Susan Musgrave introduced her poems as describing “what it feels like to be a sexy young woman of 23.” I have no experience of what it feels like from the inside, but plenty of what it looks like, and she’s a fine specimen of the type. Such poems are however unusual, as unusual in this matter as the early poems of Dylan Thomas.

Susan Musgrave, one of three Canadian poets, Morden Tower. 03/11/80

When it comes to the poetry, I find nothing to distinguish the work of women from that of men, unless they deal with subjects such as Motherhood or Feminism. The idea of ‘Wimmin’, to use Private Eye’s economical word, bores me. Writing women are just writers, to be judged by their writing alone. I doubt if anyone who mistook Joyce Cary’s sex on the basis of the name would be corrected by a reading of “Herself Surprised”; and I should be quite prepared to believe that Hemingway was written by some Ernestine.

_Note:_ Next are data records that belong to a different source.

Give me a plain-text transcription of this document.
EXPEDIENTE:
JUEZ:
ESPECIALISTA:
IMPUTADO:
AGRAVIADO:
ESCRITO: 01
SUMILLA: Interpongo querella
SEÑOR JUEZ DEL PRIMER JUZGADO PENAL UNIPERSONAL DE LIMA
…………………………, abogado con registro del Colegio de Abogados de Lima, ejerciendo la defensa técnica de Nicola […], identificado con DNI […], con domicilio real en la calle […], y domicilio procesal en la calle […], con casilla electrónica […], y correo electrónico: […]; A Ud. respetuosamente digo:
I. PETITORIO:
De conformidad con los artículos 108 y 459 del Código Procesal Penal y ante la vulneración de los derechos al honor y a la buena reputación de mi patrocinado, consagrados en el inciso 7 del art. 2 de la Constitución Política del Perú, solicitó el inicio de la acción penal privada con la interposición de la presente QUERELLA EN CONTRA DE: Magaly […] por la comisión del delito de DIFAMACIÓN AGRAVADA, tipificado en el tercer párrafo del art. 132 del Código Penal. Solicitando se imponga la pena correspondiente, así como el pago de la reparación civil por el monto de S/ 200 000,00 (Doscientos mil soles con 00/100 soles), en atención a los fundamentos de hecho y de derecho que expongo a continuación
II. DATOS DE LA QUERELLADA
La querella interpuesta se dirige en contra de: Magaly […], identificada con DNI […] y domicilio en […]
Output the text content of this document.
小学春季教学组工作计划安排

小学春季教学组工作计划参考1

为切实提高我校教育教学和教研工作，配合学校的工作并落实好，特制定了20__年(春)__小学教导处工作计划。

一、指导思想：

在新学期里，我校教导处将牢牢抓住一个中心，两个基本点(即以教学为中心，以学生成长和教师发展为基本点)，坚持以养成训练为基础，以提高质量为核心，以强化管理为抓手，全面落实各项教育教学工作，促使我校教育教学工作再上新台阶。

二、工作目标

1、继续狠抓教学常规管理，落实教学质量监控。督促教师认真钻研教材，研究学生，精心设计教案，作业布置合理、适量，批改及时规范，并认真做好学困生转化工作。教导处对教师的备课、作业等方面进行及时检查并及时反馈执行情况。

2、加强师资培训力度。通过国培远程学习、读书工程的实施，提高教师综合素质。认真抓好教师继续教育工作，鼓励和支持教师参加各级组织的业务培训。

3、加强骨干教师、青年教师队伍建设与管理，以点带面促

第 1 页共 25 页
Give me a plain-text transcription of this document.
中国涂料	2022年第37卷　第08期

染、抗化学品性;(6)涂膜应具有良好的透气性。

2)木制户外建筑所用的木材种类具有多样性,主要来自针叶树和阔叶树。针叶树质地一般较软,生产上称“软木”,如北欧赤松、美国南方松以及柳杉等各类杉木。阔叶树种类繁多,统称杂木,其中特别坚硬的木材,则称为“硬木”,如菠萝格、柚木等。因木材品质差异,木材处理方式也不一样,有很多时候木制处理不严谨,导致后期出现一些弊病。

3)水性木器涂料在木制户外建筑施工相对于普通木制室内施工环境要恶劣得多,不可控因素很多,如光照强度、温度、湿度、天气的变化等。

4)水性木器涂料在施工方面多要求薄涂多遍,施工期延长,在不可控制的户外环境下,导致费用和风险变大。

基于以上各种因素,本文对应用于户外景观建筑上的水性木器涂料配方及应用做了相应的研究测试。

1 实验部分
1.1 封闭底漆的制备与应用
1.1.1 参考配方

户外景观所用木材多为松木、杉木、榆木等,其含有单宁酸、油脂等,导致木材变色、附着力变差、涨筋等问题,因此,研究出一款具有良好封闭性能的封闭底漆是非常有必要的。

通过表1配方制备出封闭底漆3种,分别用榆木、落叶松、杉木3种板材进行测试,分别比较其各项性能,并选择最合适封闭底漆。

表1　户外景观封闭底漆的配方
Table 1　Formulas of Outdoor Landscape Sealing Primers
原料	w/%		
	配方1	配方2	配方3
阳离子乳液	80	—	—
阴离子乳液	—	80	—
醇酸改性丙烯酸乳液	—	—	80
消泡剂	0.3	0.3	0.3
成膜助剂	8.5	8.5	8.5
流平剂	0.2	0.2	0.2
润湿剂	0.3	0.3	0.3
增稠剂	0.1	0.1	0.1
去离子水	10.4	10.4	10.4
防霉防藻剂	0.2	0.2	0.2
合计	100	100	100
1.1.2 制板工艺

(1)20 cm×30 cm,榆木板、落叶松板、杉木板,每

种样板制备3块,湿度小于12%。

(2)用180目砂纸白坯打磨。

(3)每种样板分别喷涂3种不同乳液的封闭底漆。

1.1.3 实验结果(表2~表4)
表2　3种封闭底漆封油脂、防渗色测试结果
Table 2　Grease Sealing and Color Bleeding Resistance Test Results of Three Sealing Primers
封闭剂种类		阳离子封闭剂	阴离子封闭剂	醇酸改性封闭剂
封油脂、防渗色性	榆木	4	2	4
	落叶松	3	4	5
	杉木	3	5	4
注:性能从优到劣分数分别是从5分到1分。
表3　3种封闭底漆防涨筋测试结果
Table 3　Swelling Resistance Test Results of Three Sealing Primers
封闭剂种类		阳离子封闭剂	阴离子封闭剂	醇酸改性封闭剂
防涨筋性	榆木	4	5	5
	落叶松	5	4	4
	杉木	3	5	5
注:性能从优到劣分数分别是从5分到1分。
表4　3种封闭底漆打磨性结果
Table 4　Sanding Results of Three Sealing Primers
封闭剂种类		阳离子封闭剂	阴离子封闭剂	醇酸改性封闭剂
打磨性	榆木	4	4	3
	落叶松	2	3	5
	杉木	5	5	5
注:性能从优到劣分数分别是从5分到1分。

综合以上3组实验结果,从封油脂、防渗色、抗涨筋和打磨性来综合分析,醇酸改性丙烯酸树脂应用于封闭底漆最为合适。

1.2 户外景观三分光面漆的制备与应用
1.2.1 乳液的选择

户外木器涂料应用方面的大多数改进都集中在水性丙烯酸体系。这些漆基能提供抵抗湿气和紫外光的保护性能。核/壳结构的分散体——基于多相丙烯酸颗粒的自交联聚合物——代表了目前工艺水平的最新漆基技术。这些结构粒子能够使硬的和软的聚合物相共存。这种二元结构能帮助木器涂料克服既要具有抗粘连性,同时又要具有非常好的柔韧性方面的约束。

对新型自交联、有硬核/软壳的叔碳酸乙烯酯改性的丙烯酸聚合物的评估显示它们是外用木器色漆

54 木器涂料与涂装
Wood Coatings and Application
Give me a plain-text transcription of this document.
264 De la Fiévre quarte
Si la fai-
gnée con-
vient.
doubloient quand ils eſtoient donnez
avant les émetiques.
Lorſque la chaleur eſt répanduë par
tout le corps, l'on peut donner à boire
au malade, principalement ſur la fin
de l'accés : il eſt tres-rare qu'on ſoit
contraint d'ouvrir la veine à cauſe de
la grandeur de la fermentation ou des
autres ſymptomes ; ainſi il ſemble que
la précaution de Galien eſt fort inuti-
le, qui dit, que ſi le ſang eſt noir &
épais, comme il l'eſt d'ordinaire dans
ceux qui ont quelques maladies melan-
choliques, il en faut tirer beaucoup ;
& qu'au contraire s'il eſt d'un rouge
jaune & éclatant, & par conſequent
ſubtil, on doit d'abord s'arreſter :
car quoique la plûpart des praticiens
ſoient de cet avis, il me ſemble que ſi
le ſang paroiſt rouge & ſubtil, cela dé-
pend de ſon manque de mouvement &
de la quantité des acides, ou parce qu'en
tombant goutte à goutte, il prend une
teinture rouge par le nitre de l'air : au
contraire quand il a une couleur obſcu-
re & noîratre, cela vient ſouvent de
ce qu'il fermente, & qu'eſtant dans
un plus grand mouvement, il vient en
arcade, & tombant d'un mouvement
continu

Against that is a simple and awkward fact. The English novel has since its early days counted women among its outstanding practitioners, and this continues today. Over the same period, when women have been accepted as writers, I cannot think of single outstanding woman poet. This century has produced the novelists Woolf, Compton-Burnett and Spark, but no woman to set alongside Belloc, Eliot and Betjeman.

Anne Cluysenaar (R) with Diana Surman, Colpitts, 14/11/1975

Elaine Feinstein, Colpitts, 04/11/1977

Wendy Mulford, Colpitts, 27/04/1979

Vicky Feaver with Colin Falck, Morden Tower, 13/03/1981

Frances Horowitz, Castle Chare, Durham 04/12/1981

Gillian Clarke with Roland Mathias, ‘Coelfrith’, Sunderland 11/02/1982

Nicki Jackowska, Morden tower, 04/06/1982

Helen Dunmore, with publisher Neil Astley, Morden Tower 20/05/1983

Lorna Tracy (R) with Nicole Jouve, Morden Tower, 29/01/1982


John Goodby said...

This is fantastic, Jeremy, thanks. It really gives a great idea of the context of poetry readings, particularly their particular mixture of protocols and informality. I've heard Pickard, MacSweeney and some of the others directly associated with Mordern and Colpitts read, but as older poets with a lot more baggage than they seem to be carrying in these photos by your father. On a personal level, I know Wendy and Geraldine, but only in the last few years - to see images of them reading 30 + years ago is fascinating, and helps me make a connection with their earlier poetry, some of which I'm re-reading. Many thanks for sharing this.

Anonymous said...

Very beautiful indeed and a worthwhile record of an era now gone forever.